Rara Avis in Terris, JUVENAL, Sátiras, VI, 165

segunda-feira, 20 de fevereiro de 2023

Dias assinalados...máscaras

 

Pablo Picasso – Garota em frente ao espelho, 1932


Depus a máscara e vi-me ao espelho. —

Depus a máscara e vi-me ao espelho. —

Era a criança de há quantos anos.

Não tinha mudado nada...

É essa a vantagem de saber tirar a máscara.

É-se sempre a criança,

O passado que foi

A criança.

Depus a máscara e tornei a pô-la.

Assim é melhor,

Assim sou a máscara.

E volto à personalidade como a um terminus de linha.

18-8-1934

Poesias de Álvaro de Campos. Fernando Pessoa. Lisboa: Ática, 1944 (imp. 1993).

  - 61.

Lapso corrigido segundo: Álvaro de Campos - Livro de Versos. Fernando Pessoa. (Edição crítica. Introdução, transcrição, organização e notas de Teresa Rita Lopes.) Lisboa: Estampa, 1993.


Arroz doce

Ainda assim é... mesmo que não aprecie minimamente o Carnaval...
Depois de ter estado em Nice  e em Veneza, a memória deste dia habita a minha cozinha de infância, algures no Alto Alentejo. Aprecio a simplicidade, a emoção que vem de um tempo remoto a qual se estilhaça, dia após dia, nesta sociedade espectáculo. E... a minha mão alentejana reproduz a tradição...


Filhós
    
A máscara da palavra

A máscara da palavra
revela-esconde
o rosto vago
de um sentido mundo

Paraíso acidental
metódico exercício
a máscara da palavra
colou-se ao rosto:
agora é
o nosso mais vital artifício

Com a máscara da palavra
reinventamos
o som da voz amada
que nos inunda
com seu luar de espuma 

Ana Hatherly, in A idade da escrita, 1998


   

13 comentários:

chica disse...

Ambas poesias lindas,bem trazidas e escolhidas! Gostei dos apetitosos doces! beijos, ótimo dia,tudo de bom,chica

- R y k @ r d o - disse...

Belas palavras poéticas. O arroz doce e as filhós deixaram-me a salivar de gulosice.
.
Feliz terça-feira de Carnaval. Saudações cordiais.
.
Poema: “” É Carnaval: Brinque-se … ””…
.

Maria João Brito de Sousa disse...

Que bom ler estes dois esplêndidos poemas depois de uma tão longa ausência. :)

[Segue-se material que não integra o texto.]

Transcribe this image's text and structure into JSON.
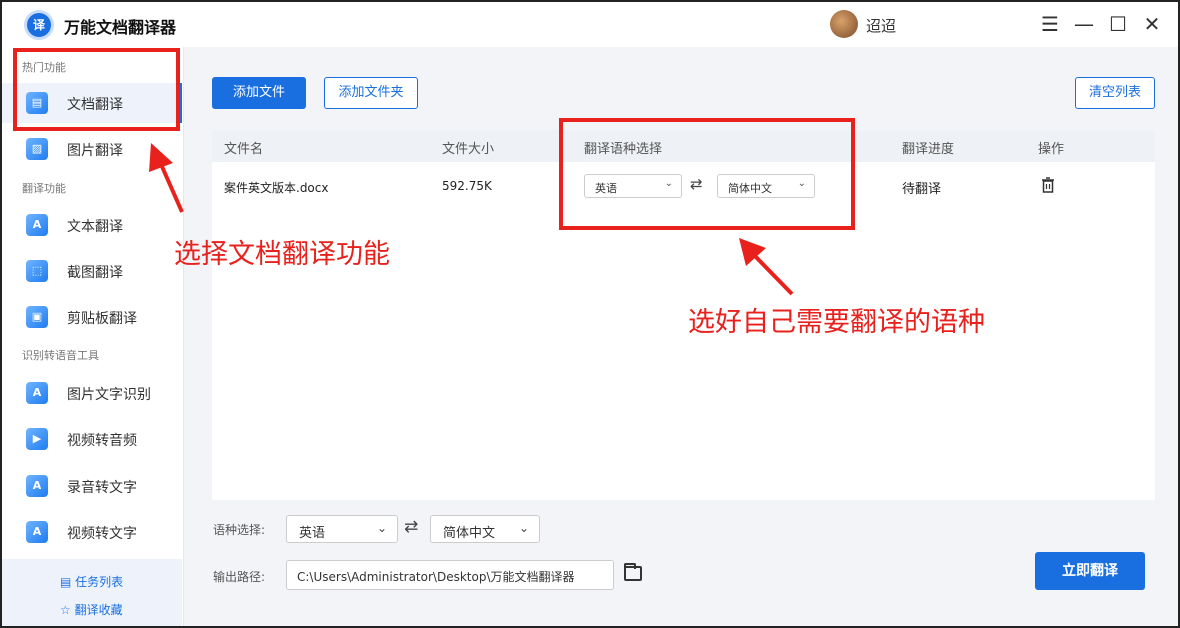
{
  "app": {
    "title": "万能文档翻译器",
    "logo_text": "译",
    "username": "迢迢"
  },
  "window": {
    "menu": "☰",
    "minimize": "—",
    "maximize": "☐",
    "close": "✕"
  },
  "sidebar": {
    "sections": [
      {
        "label": "热门功能"
      },
      {
        "label": "翻译功能"
      },
      {
        "label": "识别转语音工具"
      }
    ],
    "items": [
      {
        "label": "文档翻译",
        "icon": "doc-icon",
        "glyph": "▤"
      },
      {
        "label": "图片翻译",
        "icon": "image-icon",
        "glyph": "▨"
      },
      {
        "label": "文本翻译",
        "icon": "text-icon",
        "glyph": "A"
      },
      {
        "label": "截图翻译",
        "icon": "screenshot-icon",
        "glyph": "⬚"
      },
      {
        "label": "剪贴板翻译",
        "icon": "clipboard-icon",
        "glyph": "▣"
      },
      {
        "label": "图片文字识别",
        "icon": "ocr-icon",
        "glyph": "A"
      },
      {
        "label": "视频转音频",
        "icon": "video-audio-icon",
        "glyph": "▶"
      },
      {
        "label": "录音转文字",
        "icon": "record-icon",
        "glyph": "A"
      },
      {
        "label": "视频转文字",
        "icon": "video-text-icon",
        "glyph": "A"
      }
    ],
    "footer": [
      {
        "icon": "▤",
        "label": "任务列表"
      },
      {
        "icon": "☆",
        "label": "翻译收藏"
      }
    ]
  },
  "toolbar": {
    "add_file": "添加文件",
    "add_folder": "添加文件夹",
    "clear_list": "清空列表"
  },
  "table": {
    "headers": [
      "文件名",
      "文件大小",
      "翻译语种选择",
      "翻译进度",
      "操作"
    ],
    "rows": [
      {
        "name": "案件英文版本.docx",
        "size": "592.75K",
        "source_lang": "英语",
        "target_lang": "简体中文",
        "progress": "待翻译"
      }
    ]
  },
  "bottom": {
    "lang_label": "语种选择:",
    "source_lang": "英语",
    "target_lang": "简体中文",
    "path_label": "输出路径:",
    "path_value": "C:\\Users\\Administrator\\Desktop\\万能文档翻译器",
    "translate_button": "立即翻译"
  },
  "annotations": {
    "left_text": "选择文档翻译功能",
    "right_text": "选好自己需要翻译的语种"
  },
  "colors": {
    "accent": "#1a6fe0",
    "annotation_red": "#e8211d"
  }
}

Não, nada me diz o senhor Carnaval, pelo menos desde a minha adolescência. Quando era menina, gostava que me vestissem de "violetera" ou mesmo de limpa-chaminés... Agora sou só palavras e muito, muito raramente as uso como máscara.

Um beijo



AC disse...

Máscaras aqui, máscaras ali, máscaras por todo o lado. Mas, como contraponto, também existem os leitores de máscaras. E alguém os ouve?

Excelente post, Ana!

Um beijinho :)

Guma disse...

Ainda há lugares (raros) em que o carnaval tem a máscara cultural que nos pertence.
Máscaras há que são obras talentosas de artesãos que também não sei por quanto tempo mais terão continuidade ou se desaparecem como outras tradições que se perdem.
Já de tuas mãos, admiro as imagens e faz-me crescer água na boca. Vê-se com que dedicação e amor foram feitos.
.
Boa poesia que alimenta o espírito.
Uma pena não conseguir deitar a mão aos doces 😊 que me alimentaria a gulodice 😊
Beijinho / Kandando

Graça Pires disse...

Um post que é um luxo, minha Amiga Ana.
Dois poemas maravilhosos de poetas eternos.
Levo uma taça de arroz doce. Posso?
Tudo de bom para si.
Um beijo.

São disse...

Também comi arroz doce ontem, feito pele minha tia. Que eu não sou dada a artes culinárias nem vivi no Alentejo. Como diz o nosso querido Guma , "pena não conseguir deitar a mão aos doces".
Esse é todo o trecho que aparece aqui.